悠子は仏像の専門家である。宗教家ではないが仏像の尊厳は心得ている。どの仏像も役割こそ違うけれど尊さに上下があってはいけない、と考える。その観点でいえばこのような展示の仕方は理想と言えた。
悠子はこの美術館に来たことにより、仏像と仏堂の一体性を改めて考えさせられた。森村教授の唱えている総合文化とはこうした考えの表現を指していると思った。
まさに目からうろこが取れたと思った。木を見て森を見ず、森を見て山を見ずの言葉のとおりであった。

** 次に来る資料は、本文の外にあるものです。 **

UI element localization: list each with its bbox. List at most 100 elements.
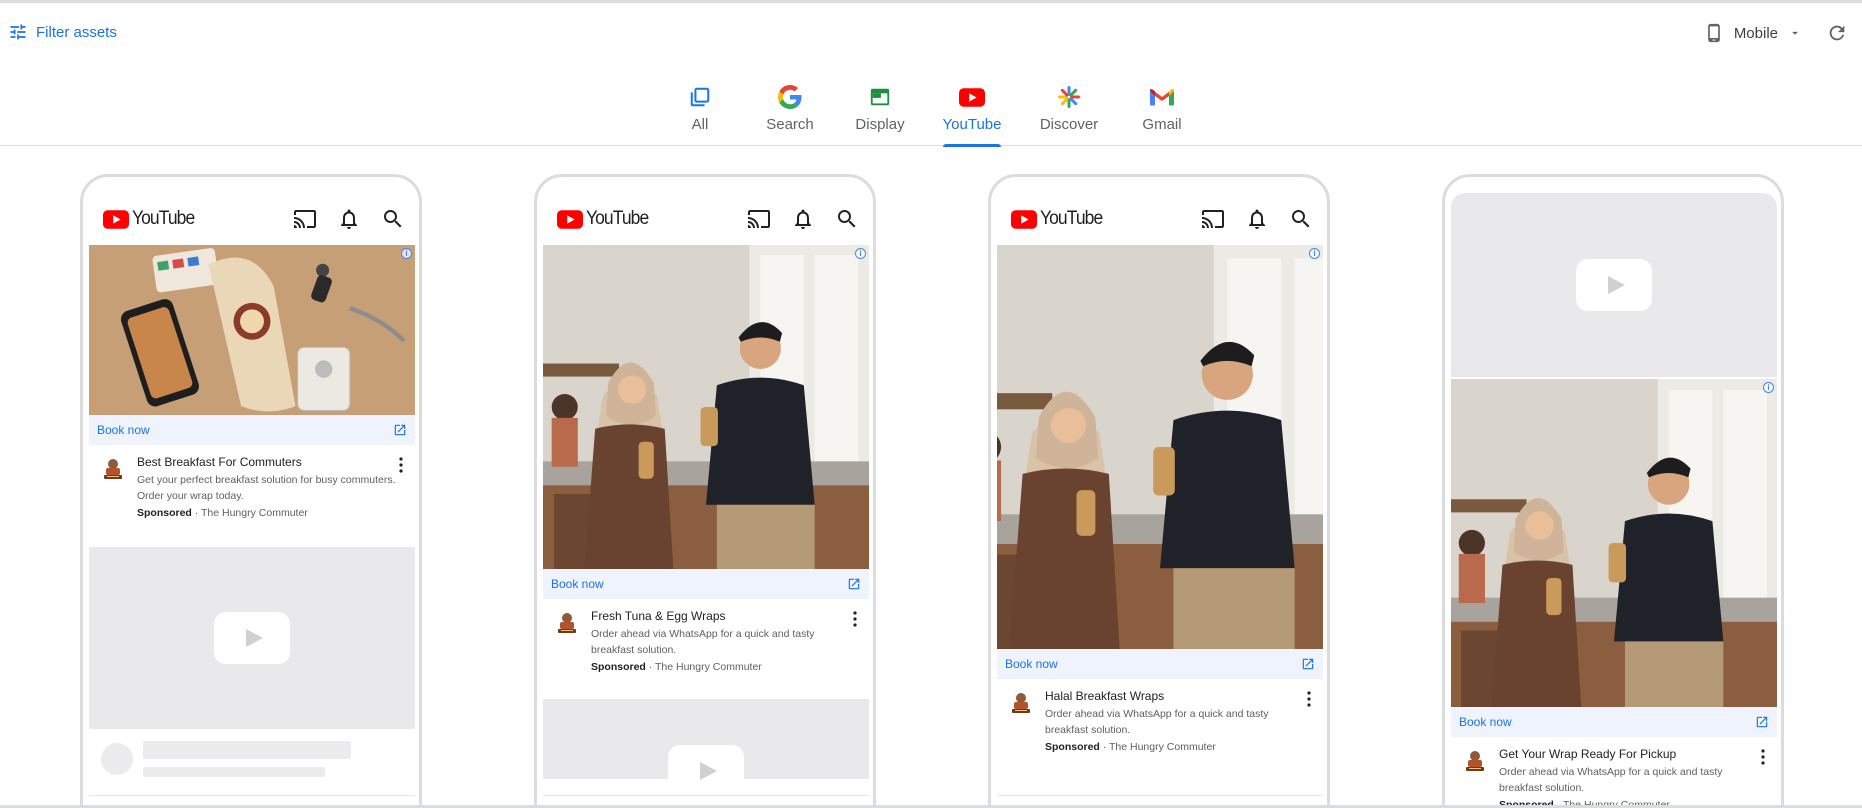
- top-divider: [0, 0, 1862, 3]
- phone-preview-2: YouTube i Book now Fresh Tuna & Egg Wrap…: [534, 174, 876, 808]
- ad-description: Get your perfect breakfast solution for …: [137, 474, 396, 502]
- youtube-wordmark: YouTube: [1040, 208, 1103, 229]
- ad-info-icon[interactable]: i: [1763, 382, 1774, 393]
- cast-icon[interactable]: [293, 207, 317, 231]
- youtube-logo: YouTube: [557, 208, 654, 230]
- youtube-icon: [959, 84, 985, 110]
- tab-discover-label: Discover: [1039, 116, 1099, 133]
- tab-display[interactable]: Display: [853, 78, 907, 146]
- search-icon[interactable]: [1289, 207, 1313, 231]
- ad-headline: Get Your Wrap Ready For Pickup: [1499, 747, 1677, 761]
- cta-bar[interactable]: Book now: [543, 569, 869, 599]
- youtube-app-bar: YouTube: [89, 193, 415, 245]
- cta-bar[interactable]: Book now: [1451, 707, 1777, 737]
- all-icon: [687, 84, 713, 110]
- tab-search[interactable]: Search: [766, 78, 814, 146]
- channel-tabs: All Search Display YouTube Discover Gmai…: [0, 78, 1862, 147]
- ad-description: Order ahead via WhatsApp for a quick and…: [1045, 708, 1269, 736]
- text-placeholder: [143, 767, 325, 777]
- open-in-new-icon: [1755, 715, 1769, 729]
- youtube-logo: YouTube: [1011, 208, 1108, 230]
- bell-icon[interactable]: [791, 207, 815, 231]
- ad-headline: Halal Breakfast Wraps: [1045, 689, 1165, 703]
- advertiser-logo: [99, 455, 127, 483]
- ad-description: Order ahead via WhatsApp for a quick and…: [591, 628, 815, 656]
- more-options-icon[interactable]: [1761, 749, 1765, 765]
- open-in-new-icon: [393, 423, 407, 437]
- filter-assets-button[interactable]: Filter assets: [8, 22, 117, 42]
- cta-bar[interactable]: Book now: [997, 649, 1323, 679]
- video-player-placeholder: [1451, 193, 1777, 377]
- ad-details: Fresh Tuna & Egg Wraps Order ahead via W…: [543, 599, 869, 695]
- phone-preview-4: i Book now Get Your Wrap Ready For Picku…: [1442, 174, 1784, 808]
- display-icon: [867, 84, 893, 110]
- refresh-icon[interactable]: [1826, 22, 1848, 44]
- ad-info-icon[interactable]: i: [401, 248, 412, 259]
- tab-gmail[interactable]: Gmail: [1141, 78, 1183, 146]
- ad-image[interactable]: i: [543, 245, 869, 569]
- search-icon[interactable]: [835, 207, 859, 231]
- phone-screen: YouTube i Book now Fresh Tuna & Egg Wrap…: [543, 193, 869, 808]
- advertiser-name: The Hungry Commuter: [1109, 741, 1216, 753]
- more-options-icon[interactable]: [1307, 691, 1311, 707]
- video-placeholder: [89, 547, 415, 729]
- ad-headline: Fresh Tuna & Egg Wraps: [591, 609, 726, 623]
- more-options-icon[interactable]: [399, 457, 403, 473]
- sponsored-line: Sponsored · The Hungry Commuter: [591, 661, 762, 673]
- dropdown-arrow-icon: [1792, 31, 1798, 35]
- ad-details: Halal Breakfast Wraps Order ahead via Wh…: [997, 679, 1323, 775]
- phone-preview-1: YouTube i Book now Best Breakfast For Co…: [80, 174, 422, 808]
- play-icon: [668, 745, 744, 797]
- advertiser-logo: [553, 609, 581, 637]
- open-in-new-icon: [847, 577, 861, 591]
- phone-screen: i Book now Get Your Wrap Ready For Picku…: [1451, 193, 1777, 808]
- play-icon: [1576, 259, 1652, 311]
- cta-label: Book now: [1005, 657, 1058, 671]
- search-icon[interactable]: [381, 207, 405, 231]
- tune-icon: [10, 24, 26, 40]
- bell-icon[interactable]: [337, 207, 361, 231]
- sponsored-label: Sponsored: [137, 507, 192, 519]
- sponsored-line: Sponsored · The Hungry Commuter: [137, 507, 308, 519]
- cta-label: Book now: [1459, 715, 1512, 729]
- tab-all[interactable]: All: [685, 78, 715, 146]
- cta-bar[interactable]: Book now: [89, 415, 415, 445]
- youtube-app-bar: YouTube: [997, 193, 1323, 245]
- youtube-wordmark: YouTube: [586, 208, 649, 229]
- discover-icon: [1056, 84, 1082, 110]
- cta-label: Book now: [97, 423, 150, 437]
- device-label: Mobile: [1733, 24, 1778, 42]
- youtube-icon: [557, 210, 583, 229]
- ad-image[interactable]: i: [1451, 379, 1777, 707]
- sponsored-label: Sponsored: [591, 661, 646, 673]
- tab-discover[interactable]: Discover: [1040, 78, 1098, 146]
- video-placeholder: [543, 699, 869, 797]
- sponsored-line: Sponsored · The Hungry Commuter: [1045, 741, 1216, 753]
- smartphone-icon: [1707, 23, 1720, 43]
- ad-image[interactable]: i: [89, 245, 415, 415]
- text-placeholder: [143, 741, 351, 759]
- cast-icon[interactable]: [1201, 207, 1225, 231]
- device-selector[interactable]: Mobile: [1704, 22, 1802, 44]
- gmail-icon: [1149, 84, 1175, 110]
- avatar-placeholder: [101, 743, 133, 775]
- advertiser-name: The Hungry Commuter: [201, 507, 308, 519]
- advertiser-logo: [1461, 747, 1489, 775]
- phone-preview-3: YouTube i Book now Halal Breakfast Wraps…: [988, 174, 1330, 808]
- placeholder-row: [89, 729, 415, 779]
- ad-details: Best Breakfast For Commuters Get your pe…: [89, 445, 415, 541]
- ad-info-icon[interactable]: i: [1309, 248, 1320, 259]
- tab-display-label: Display: [855, 116, 905, 133]
- tab-youtube[interactable]: YouTube: [943, 78, 1001, 147]
- open-in-new-icon: [1301, 657, 1315, 671]
- youtube-app-bar: YouTube: [543, 193, 869, 245]
- more-options-icon[interactable]: [853, 611, 857, 627]
- phone-screen: YouTube i Book now Best Breakfast For Co…: [89, 193, 415, 808]
- ad-image[interactable]: i: [997, 245, 1323, 649]
- play-icon: [214, 612, 290, 664]
- youtube-icon: [1011, 210, 1037, 229]
- bell-icon[interactable]: [1245, 207, 1269, 231]
- cast-icon[interactable]: [747, 207, 771, 231]
- ad-description: Order ahead via WhatsApp for a quick and…: [1499, 766, 1723, 794]
- ad-info-icon[interactable]: i: [855, 248, 866, 259]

悠子はこれまで仏像しか関心がなかった。仏像のみを追いかけてきた。自分のいたらなさをこの美術館で思い知らされた。今までの自分は狭い分野で過ごしてきたと考える。大きな視野の必要性を改めて強く感じられた。これまでの自分を情けなく思えた。でもようやくにして檻から出られたとも意識した。一つ脱皮できたかなと思った。

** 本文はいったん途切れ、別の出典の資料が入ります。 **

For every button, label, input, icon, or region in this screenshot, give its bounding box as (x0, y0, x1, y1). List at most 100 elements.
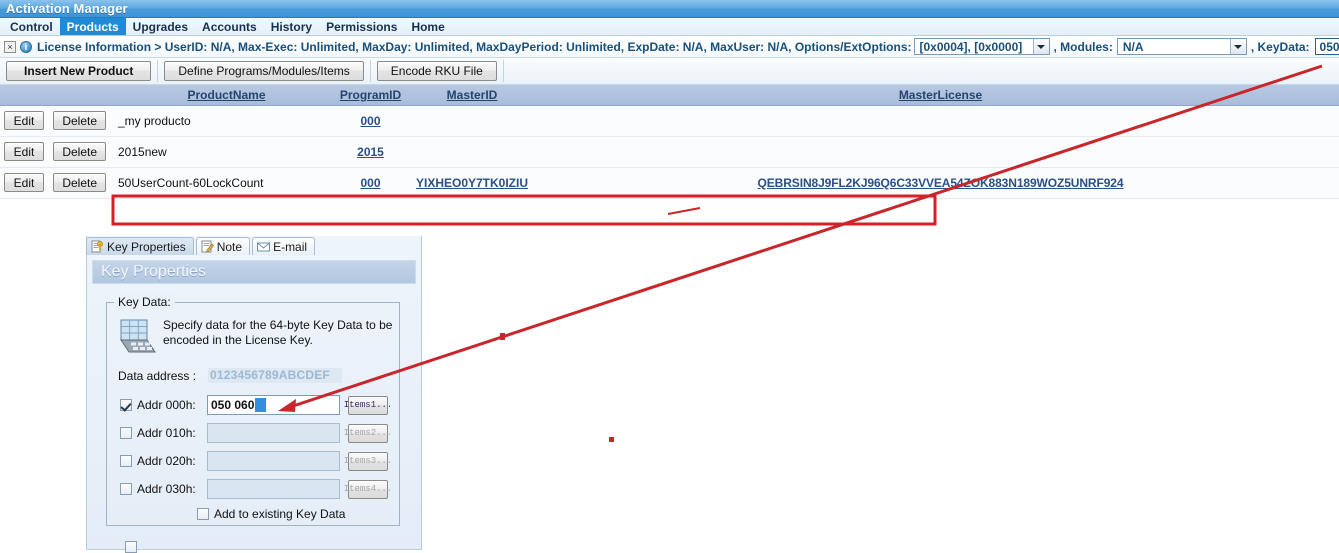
menu-item-history[interactable]: History (264, 18, 319, 35)
cell-masterid (402, 105, 542, 136)
tab-note-label: Note (217, 240, 242, 254)
keydata-label: , KeyData: (1249, 40, 1312, 54)
addr-020h-input[interactable] (207, 451, 340, 471)
menu-item-upgrades[interactable]: Upgrades (126, 18, 195, 35)
cell-productname: _my producto (114, 105, 339, 136)
key-properties-icon (91, 240, 104, 253)
cell-masterlicense (542, 105, 1339, 136)
addr-030h-input[interactable] (207, 479, 340, 499)
column-header-masterid[interactable]: MasterID (402, 85, 542, 105)
row-actions: Edit Delete (0, 167, 114, 198)
items1-button[interactable]: Items1... (348, 396, 388, 415)
edit-button[interactable]: Edit (4, 142, 44, 161)
license-information-bar: × i License Information > UserID: N/A, M… (0, 36, 1339, 58)
info-icon: i (20, 41, 32, 53)
addr-020h-checkbox[interactable] (120, 455, 132, 467)
addr-010h-label: Addr 010h: (137, 426, 207, 440)
main-menu-bar: Control Products Upgrades Accounts Histo… (0, 18, 1339, 36)
cell-programid: 2015 (339, 136, 402, 167)
column-header-masterlicense[interactable]: MasterLicense (542, 85, 1339, 105)
text-caret (255, 398, 266, 412)
row-actions: Edit Delete (0, 136, 114, 167)
add-to-existing-keydata-row: Add to existing Key Data (197, 507, 345, 521)
email-icon (257, 240, 270, 253)
menu-item-accounts[interactable]: Accounts (195, 18, 264, 35)
addr-row-020h: Addr 020h: Items3... (120, 450, 388, 472)
key-panel-tabstrip: Key Properties Note E-mail (86, 236, 422, 255)
cell-masterlicense (542, 136, 1339, 167)
menu-item-permissions[interactable]: Permissions (319, 18, 404, 35)
column-header-productname[interactable]: ProductName (114, 85, 339, 105)
tab-key-properties-label: Key Properties (107, 240, 186, 254)
insert-new-product-button[interactable]: Insert New Product (6, 61, 151, 81)
menu-item-control[interactable]: Control (3, 18, 60, 35)
toolbar-divider (157, 60, 158, 82)
column-header-actions (0, 85, 114, 105)
window-title-bar: Activation Manager (0, 0, 1339, 18)
addr-000h-label: Addr 000h: (137, 398, 207, 412)
delete-button[interactable]: Delete (53, 173, 106, 192)
products-toolbar: Insert New Product Define Programs/Modul… (0, 58, 1339, 85)
tab-email[interactable]: E-mail (252, 237, 315, 255)
table-row[interactable]: Edit Delete 50UserCount-60LockCount 000 … (0, 167, 1339, 198)
key-data-description: Specify data for the 64-byte Key Data to… (163, 318, 393, 348)
chevron-down-icon[interactable] (1033, 39, 1049, 54)
cell-programid: 000 (339, 167, 402, 198)
addr-row-000h: Addr 000h: 050 060 Items1... (120, 394, 388, 416)
keydata-value-box: 050 060 (1315, 38, 1339, 55)
menu-item-home[interactable]: Home (404, 18, 451, 35)
cell-programid: 000 (339, 105, 402, 136)
edit-button[interactable]: Edit (4, 111, 44, 130)
row-actions: Edit Delete (0, 105, 114, 136)
addr-row-010h: Addr 010h: Items2... (120, 422, 388, 444)
options-extoptions-dropdown[interactable]: [0x0004], [0x0000] (914, 38, 1050, 55)
column-header-programid[interactable]: ProgramID (339, 85, 402, 105)
window-title: Activation Manager (6, 1, 128, 16)
key-properties-header-title: Key Properties (101, 263, 206, 281)
add-to-existing-keydata-checkbox[interactable] (197, 508, 209, 520)
addr-010h-input[interactable] (207, 423, 340, 443)
tab-email-label: E-mail (273, 240, 307, 254)
chevron-down-icon[interactable] (1230, 39, 1246, 54)
addr-000h-input[interactable]: 050 060 (207, 395, 340, 415)
keypad-icon (117, 318, 159, 358)
bottom-partial-checkbox[interactable] (125, 541, 137, 553)
edit-button[interactable]: Edit (4, 173, 44, 192)
addr-row-030h: Addr 030h: Items4... (120, 478, 388, 500)
define-programs-modules-items-button[interactable]: Define Programs/Modules/Items (164, 61, 363, 81)
note-icon (201, 240, 214, 253)
items2-button: Items2... (348, 424, 388, 443)
annotation-underline (668, 208, 700, 214)
cell-masterlicense: QEBRSIN8J9FL2KJ96Q6C33VVEA54ZOK883N189WO… (542, 167, 1339, 198)
cell-masterid: YIXHEO0Y7TK0IZIU (402, 167, 542, 198)
toolbar-divider (503, 60, 504, 82)
items3-button: Items3... (348, 452, 388, 471)
addr-030h-checkbox[interactable] (120, 483, 132, 495)
items4-button: Items4... (348, 480, 388, 499)
delete-button[interactable]: Delete (53, 142, 106, 161)
addr-000h-checkbox[interactable] (120, 399, 132, 411)
annotation-mark (609, 437, 614, 442)
addr-010h-checkbox[interactable] (120, 427, 132, 439)
annotation-highlight-box (113, 196, 935, 224)
data-address-label: Data address : (118, 369, 196, 383)
key-properties-header: Key Properties (92, 260, 416, 284)
delete-button[interactable]: Delete (53, 111, 106, 130)
addr-000h-value: 050 060 (211, 398, 254, 412)
add-to-existing-keydata-label: Add to existing Key Data (214, 507, 345, 521)
menu-item-products[interactable]: Products (60, 18, 126, 35)
modules-value: N/A (1118, 39, 1230, 54)
encode-rku-file-button[interactable]: Encode RKU File (377, 61, 497, 81)
tab-note[interactable]: Note (196, 237, 250, 255)
key-data-groupbox-legend: Key Data: (114, 295, 175, 309)
modules-label: , Modules: (1052, 40, 1115, 54)
toolbar-divider (370, 60, 371, 82)
products-grid: ProductName ProgramID MasterID MasterLic… (0, 85, 1339, 199)
table-row[interactable]: Edit Delete _my producto 000 (0, 105, 1339, 136)
cell-productname: 2015new (114, 136, 339, 167)
tab-key-properties[interactable]: Key Properties (86, 237, 194, 255)
license-summary-text: License Information > UserID: N/A, Max-E… (37, 40, 912, 54)
modules-dropdown[interactable]: N/A (1117, 38, 1247, 55)
table-row[interactable]: Edit Delete 2015new 2015 (0, 136, 1339, 167)
close-icon[interactable]: × (4, 41, 16, 53)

仏像を評価するには仏教学、歴史背景、時代環境、地域風土、工匠技法など、その時代の様々な分野における造詣が必須となる。そのことを感じ取るような自分にならなくてはいけない。と思うようになっていった。
同時にこれまで戴いた森村教授の暖かい見守りに感謝の念が湧いてきた。教授が料亭の日本料理を食べてみろという思いが少し分かってきた。おいしい料理とは、素材があり、それを調理する技があり、盛り付けがある。おいしく見せる器も大切な要素となる。
当然ながら、しつらえ、部屋の造作に加えて、床の間の飾り、建物の造り、庭や塀から門にいたるまで、すべてがおいしい料理に繋がっている。日本料理、料亭の奥深さは計り知れない。まさに総合的な美学そのものと言えよう。
森村教授はそのことにいつかは気付いてほしいと願っていたと察しられた。悠子は意気揚々として奈良に戻った。生まれ変わった悠子は新人のごとく研究に向かっていった。悠子のこころには、意欲が満ちあふれ、感性も強く充実していった。